I know why the Psalms are so popular: The writers were just like us. They knew all the ups and downs of faith and trust. They often felt weak and tired and overwhelmed. They lived times of great joy and praise, and they were occasionally swamped with anger and desire for revenge. Sometimes they were certain of God’s love and care, and sometimes they wondered if God had forgotten them. They stumbled and sinned horribly. They were broken and contrite and longed to come back to God.
Psalm 18 is quite a read. It starts out,
I love you, LORD; you are my strength.
The LORD is my rock, my fortress, and my Savior;
my God is my rock, in whom I find protection.
He is my shield, the power that saves me,
and my place of safety.
I called on the LORD …
and he saved me from my enemies.
The next sixteen verses give a description of the Lord thundering from heaven to rescue one who was entangled by the cords of death, caught in a deadly trap, overwhelmed by floods of destruction. It’s no wonder the writer starts his psalm by saying the Lord is his strength, his rock, his protection, his shield.
But what about the days YOU feel entangled in the cords of death and overwhelmed by floods? What about the times you long for his strength but you can’t seem to find your way to his fortress and you are completely out of touch with his power? What do you do when it feels as though God is too busy to come charging out of the heavens to aid you?
I am certain of one thing:
You, O LORD, keep my lamp burning;
my God turns my darkness into light.
The only thing to do in such times is rattle the latch.
A friend gave me a Christmas gift, a squat, ceramic lighthouse, blue and white, holding a small candle inside. Hand-painted letters wobbled along the bottom edge proclaiming, “God’s Love Lights Our Way.”
I set it on the sill above the kitchen sink and felt warmed by the brave little flame that danced against dark winter evenings outside the window.

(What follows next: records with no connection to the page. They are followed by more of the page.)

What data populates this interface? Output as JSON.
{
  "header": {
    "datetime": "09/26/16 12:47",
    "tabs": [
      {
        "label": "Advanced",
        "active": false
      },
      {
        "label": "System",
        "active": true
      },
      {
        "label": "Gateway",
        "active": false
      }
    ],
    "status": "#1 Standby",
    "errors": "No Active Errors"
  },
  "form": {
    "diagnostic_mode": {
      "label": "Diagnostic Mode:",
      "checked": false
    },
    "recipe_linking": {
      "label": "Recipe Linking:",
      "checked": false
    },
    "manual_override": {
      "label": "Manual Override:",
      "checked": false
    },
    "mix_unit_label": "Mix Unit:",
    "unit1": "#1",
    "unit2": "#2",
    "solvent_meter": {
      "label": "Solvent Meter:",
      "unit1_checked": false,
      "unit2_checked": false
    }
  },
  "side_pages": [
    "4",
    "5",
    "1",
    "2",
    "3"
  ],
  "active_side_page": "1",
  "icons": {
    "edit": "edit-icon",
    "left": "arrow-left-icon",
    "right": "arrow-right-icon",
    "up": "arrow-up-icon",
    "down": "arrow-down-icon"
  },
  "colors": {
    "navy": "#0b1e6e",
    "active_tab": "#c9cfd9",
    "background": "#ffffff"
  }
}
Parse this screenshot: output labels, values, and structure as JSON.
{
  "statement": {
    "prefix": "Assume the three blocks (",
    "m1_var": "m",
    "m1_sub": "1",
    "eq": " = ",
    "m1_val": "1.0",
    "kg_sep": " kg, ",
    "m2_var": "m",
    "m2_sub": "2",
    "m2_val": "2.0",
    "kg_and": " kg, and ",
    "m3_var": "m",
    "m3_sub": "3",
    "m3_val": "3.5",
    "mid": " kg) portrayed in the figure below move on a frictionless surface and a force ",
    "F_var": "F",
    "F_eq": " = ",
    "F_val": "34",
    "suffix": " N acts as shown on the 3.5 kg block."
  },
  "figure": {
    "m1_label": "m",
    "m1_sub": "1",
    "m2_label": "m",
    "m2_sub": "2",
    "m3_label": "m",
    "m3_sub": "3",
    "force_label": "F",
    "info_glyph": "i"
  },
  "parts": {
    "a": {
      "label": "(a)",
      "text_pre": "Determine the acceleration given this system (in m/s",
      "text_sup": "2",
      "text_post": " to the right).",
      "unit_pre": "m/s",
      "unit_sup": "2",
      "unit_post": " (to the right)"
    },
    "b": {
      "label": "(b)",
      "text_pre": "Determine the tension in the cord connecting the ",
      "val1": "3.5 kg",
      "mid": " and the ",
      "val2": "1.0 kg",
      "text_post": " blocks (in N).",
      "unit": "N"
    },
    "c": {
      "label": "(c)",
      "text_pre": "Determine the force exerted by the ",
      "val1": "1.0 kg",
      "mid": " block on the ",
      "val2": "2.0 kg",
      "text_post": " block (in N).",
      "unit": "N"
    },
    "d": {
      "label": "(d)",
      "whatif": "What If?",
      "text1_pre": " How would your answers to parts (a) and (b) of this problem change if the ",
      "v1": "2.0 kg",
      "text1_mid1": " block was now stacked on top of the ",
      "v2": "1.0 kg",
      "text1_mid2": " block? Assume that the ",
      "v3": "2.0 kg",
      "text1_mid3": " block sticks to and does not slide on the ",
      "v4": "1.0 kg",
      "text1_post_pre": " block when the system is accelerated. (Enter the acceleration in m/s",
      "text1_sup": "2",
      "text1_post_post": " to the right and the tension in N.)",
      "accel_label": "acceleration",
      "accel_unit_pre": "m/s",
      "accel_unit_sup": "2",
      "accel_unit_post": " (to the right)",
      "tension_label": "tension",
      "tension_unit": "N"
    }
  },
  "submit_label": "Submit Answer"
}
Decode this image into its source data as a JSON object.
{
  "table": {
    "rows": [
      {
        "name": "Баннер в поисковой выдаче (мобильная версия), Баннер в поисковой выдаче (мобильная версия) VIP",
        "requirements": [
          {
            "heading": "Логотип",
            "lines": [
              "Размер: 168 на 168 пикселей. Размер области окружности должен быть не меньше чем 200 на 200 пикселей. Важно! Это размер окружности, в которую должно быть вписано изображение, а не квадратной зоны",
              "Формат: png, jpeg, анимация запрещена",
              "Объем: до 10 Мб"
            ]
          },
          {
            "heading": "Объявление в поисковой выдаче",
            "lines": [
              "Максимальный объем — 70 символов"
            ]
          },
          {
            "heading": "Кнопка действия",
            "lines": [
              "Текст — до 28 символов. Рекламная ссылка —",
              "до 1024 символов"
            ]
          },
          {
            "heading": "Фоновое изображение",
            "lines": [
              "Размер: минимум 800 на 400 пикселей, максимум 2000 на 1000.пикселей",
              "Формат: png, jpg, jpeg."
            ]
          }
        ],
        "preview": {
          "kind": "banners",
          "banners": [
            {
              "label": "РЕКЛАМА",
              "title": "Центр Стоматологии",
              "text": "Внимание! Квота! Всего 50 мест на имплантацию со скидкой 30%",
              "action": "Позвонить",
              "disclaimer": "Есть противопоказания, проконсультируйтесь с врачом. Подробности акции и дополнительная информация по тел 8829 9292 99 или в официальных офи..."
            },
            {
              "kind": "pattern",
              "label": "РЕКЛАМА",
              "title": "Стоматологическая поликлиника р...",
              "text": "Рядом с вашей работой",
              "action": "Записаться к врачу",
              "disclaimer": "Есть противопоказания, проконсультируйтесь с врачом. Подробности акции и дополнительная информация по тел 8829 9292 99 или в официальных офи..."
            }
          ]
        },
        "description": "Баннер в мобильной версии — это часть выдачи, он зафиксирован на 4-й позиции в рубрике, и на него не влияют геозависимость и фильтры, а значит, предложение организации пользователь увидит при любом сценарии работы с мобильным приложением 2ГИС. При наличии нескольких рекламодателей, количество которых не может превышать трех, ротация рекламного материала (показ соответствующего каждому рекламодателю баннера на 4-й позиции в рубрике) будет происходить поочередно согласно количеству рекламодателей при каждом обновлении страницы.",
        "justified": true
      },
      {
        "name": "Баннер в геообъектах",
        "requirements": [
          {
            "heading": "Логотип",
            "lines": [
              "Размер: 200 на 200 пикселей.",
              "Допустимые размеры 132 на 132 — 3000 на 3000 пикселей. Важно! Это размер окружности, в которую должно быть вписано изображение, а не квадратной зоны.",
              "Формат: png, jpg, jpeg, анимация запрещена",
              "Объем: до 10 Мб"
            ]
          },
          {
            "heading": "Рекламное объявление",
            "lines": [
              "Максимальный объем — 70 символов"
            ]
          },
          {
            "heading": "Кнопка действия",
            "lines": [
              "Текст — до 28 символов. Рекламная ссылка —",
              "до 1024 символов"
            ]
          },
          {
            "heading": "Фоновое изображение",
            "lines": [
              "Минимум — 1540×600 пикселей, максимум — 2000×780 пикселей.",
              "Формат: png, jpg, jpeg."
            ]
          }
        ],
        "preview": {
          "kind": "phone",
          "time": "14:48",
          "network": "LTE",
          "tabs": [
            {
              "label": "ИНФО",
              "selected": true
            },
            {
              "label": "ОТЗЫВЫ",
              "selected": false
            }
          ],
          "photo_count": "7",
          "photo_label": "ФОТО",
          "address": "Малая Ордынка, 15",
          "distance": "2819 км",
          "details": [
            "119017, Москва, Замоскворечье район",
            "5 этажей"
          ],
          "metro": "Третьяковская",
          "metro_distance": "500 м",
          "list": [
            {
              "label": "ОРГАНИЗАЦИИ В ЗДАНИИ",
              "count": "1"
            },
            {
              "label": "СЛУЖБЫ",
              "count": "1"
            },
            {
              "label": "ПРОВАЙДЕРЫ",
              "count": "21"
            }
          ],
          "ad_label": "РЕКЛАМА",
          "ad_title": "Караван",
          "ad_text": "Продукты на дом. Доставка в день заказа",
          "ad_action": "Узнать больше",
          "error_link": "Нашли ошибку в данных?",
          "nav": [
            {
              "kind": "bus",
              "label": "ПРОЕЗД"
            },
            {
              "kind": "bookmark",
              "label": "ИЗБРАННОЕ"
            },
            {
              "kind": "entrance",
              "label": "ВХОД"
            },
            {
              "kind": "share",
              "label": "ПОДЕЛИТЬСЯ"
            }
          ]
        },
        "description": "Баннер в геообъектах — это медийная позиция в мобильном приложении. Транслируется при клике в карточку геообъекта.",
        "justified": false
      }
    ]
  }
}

Then one night as I washed dishes, I read those wobbly words and wondered, “What in the world does that mean? It sounds great, but what does it mean?”
Instantly, unexpectedly, I was a five-year-old on a dark night.
We lived in a tiny four-room cottage just below my grandparents’ big farmhouse on the hill. Our sidewalk led to the base of their house, where a door opened into storage space under a long porch; then a second door led to a windowless cellar. From the cellar, we climbed a flight of stairs to Grandma’s kitchen. The front door was on the other side of the house, so going through the cellar was the most direct route to Grandma’s.
The big house was only steps away from ours; but when I traveled the path alone at night, it was a nervous journey through the darkness. I’d take a quick dash down the sidewalk, eluding unknowns waiting to pounce from the shadows, running for the safety of under-the-porch.
Then I’d stop at the threshold of the black cellar. The old planked door had an iron latch, and I stood there and clattered that latch— up-and-down, up-and-down, up-and-down— until an unseen hand above turned on the light that showed me the way to the stairs and Grandma’s safe kitchen.
Yes, God’s love does light my way. Running through this world’s darkness with its truly scary shadows and lurking unknowns, I often stand and clatter the latch, longing to know God’s presence in my life, hungry for His words to me, needing to hear the voice that loves me.
So many times, the only thing I can do is rattle the latch.
And the wonderful thing is … His light comes on.